I’ve always struggled to sleep, says Jessica Salter in The Sunday Telegraph. I suffer from insomnia and have two babies, so rarely get more than five hours a night. In desperation, I checked in at the Savoy for a night, ordered room service and had a long bath. Knowing this “extreme solution” wasn’t sustainable in the long term, I also asked sleep expert Dr Rebecca Robbins for her tips.
Her main advice was to stick to a specific bedtime, allowing for eight hours’ sleep and a screen-free half-hour period for reading or meditation. She also said that if you do wake in the night, you should get out of bed and meditate in an armchair or on the floor. This should help you fall asleep 15 minutes quicker than just stewing in bed.
Perhaps unsurprisingly, at the Savoy I had my first full night’s sleep in more than a year. I texted my husband the next morning: “The solution is I have to move into a hotel.” He’d had a bad night with the children and wasn’t amused.

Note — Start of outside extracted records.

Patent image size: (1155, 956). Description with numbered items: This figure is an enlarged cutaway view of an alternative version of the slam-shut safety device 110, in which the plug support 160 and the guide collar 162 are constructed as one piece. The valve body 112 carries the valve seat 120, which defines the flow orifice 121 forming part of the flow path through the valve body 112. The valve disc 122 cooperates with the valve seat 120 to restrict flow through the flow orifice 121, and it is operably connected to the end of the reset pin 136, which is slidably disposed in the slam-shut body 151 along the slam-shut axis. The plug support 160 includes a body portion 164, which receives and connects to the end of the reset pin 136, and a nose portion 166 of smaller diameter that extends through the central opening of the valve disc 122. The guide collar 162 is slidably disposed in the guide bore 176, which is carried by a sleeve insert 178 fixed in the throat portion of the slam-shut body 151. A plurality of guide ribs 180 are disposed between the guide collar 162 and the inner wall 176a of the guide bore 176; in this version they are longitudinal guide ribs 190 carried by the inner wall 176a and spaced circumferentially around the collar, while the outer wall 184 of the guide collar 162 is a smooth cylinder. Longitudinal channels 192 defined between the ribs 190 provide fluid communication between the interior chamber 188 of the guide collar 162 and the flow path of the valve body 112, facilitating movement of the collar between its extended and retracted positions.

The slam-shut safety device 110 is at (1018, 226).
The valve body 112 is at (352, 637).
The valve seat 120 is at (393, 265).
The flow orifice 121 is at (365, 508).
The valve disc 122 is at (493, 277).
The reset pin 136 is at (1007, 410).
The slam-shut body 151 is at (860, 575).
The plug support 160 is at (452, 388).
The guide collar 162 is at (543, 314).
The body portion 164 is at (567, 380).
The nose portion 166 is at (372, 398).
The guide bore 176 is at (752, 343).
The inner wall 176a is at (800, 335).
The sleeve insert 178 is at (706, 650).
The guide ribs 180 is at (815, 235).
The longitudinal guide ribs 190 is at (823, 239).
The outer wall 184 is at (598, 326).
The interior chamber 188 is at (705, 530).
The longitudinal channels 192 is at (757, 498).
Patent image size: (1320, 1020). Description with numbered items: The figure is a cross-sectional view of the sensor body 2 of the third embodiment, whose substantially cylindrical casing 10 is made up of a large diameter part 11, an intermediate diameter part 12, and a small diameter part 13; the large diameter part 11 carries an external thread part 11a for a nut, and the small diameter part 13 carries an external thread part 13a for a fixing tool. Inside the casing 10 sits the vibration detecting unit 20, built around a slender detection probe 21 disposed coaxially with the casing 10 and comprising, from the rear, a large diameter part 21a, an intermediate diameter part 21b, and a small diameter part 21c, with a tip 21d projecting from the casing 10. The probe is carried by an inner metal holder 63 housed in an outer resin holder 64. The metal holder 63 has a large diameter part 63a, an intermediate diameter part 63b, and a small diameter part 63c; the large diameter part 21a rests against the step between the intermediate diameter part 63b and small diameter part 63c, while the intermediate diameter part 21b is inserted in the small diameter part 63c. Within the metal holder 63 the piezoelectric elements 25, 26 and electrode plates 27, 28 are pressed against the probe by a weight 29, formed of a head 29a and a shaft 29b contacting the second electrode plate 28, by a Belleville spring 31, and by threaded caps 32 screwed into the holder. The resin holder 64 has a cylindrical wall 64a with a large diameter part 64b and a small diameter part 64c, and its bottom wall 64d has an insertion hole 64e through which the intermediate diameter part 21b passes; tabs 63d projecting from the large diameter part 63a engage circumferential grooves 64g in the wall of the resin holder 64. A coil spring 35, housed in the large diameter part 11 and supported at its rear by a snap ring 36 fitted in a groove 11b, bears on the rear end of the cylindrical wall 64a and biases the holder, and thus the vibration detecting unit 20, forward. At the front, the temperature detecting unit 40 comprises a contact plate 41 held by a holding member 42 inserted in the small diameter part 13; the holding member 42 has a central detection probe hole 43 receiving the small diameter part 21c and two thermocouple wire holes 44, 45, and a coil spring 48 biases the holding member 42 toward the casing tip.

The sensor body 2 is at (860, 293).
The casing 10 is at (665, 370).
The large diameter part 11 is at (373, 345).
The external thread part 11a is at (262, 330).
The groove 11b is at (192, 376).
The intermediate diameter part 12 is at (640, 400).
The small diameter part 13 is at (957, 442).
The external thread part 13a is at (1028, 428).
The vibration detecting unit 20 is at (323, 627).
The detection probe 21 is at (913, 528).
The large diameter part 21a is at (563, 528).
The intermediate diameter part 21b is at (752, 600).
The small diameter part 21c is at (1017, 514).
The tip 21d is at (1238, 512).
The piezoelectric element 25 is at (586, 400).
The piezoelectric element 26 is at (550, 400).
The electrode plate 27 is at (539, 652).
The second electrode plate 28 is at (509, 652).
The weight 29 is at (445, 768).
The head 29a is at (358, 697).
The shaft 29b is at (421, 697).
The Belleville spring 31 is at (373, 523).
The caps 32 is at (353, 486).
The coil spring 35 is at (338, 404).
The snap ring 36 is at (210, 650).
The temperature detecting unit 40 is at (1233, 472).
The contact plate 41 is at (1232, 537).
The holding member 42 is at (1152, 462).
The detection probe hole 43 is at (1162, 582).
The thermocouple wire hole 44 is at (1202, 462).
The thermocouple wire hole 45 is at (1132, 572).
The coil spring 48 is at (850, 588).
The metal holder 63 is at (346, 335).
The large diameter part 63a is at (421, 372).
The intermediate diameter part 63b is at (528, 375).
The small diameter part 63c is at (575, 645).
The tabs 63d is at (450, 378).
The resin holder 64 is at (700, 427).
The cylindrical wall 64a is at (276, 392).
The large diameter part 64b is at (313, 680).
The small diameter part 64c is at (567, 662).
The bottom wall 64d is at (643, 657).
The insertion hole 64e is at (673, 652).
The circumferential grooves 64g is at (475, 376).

Laughter lessons can ease anxiety
Brighton Girls school is offering hour-long laughing sessions to ease post-lockdown anxiety, says The Times. They start with “a bar of laughing soap”, where pupils laugh and mime washing themselves with soap. Later they’ll laugh in the style of a Bond villain or a lawnmower.
It’s not funny, but it doesn’t have to be, says instructor Emma Jennings. “The laughter will be false… but the body cannot tell the difference between real and fake laughter, and all the benefits that laughter brings biochemically start to happen.” Besides, the absurdity of laughing yoga often “creates genuine, spontaneous laughter”.
The act of laughing reduces levels of cortisol, the body’s main stress hormone, and triggers the release of endorphins, making you feel happier. Laughing with friends can also strengthen relationships. And this is one area in which children definitely outperform their parents: they laugh on average 400 times a day, while adults manage just 15.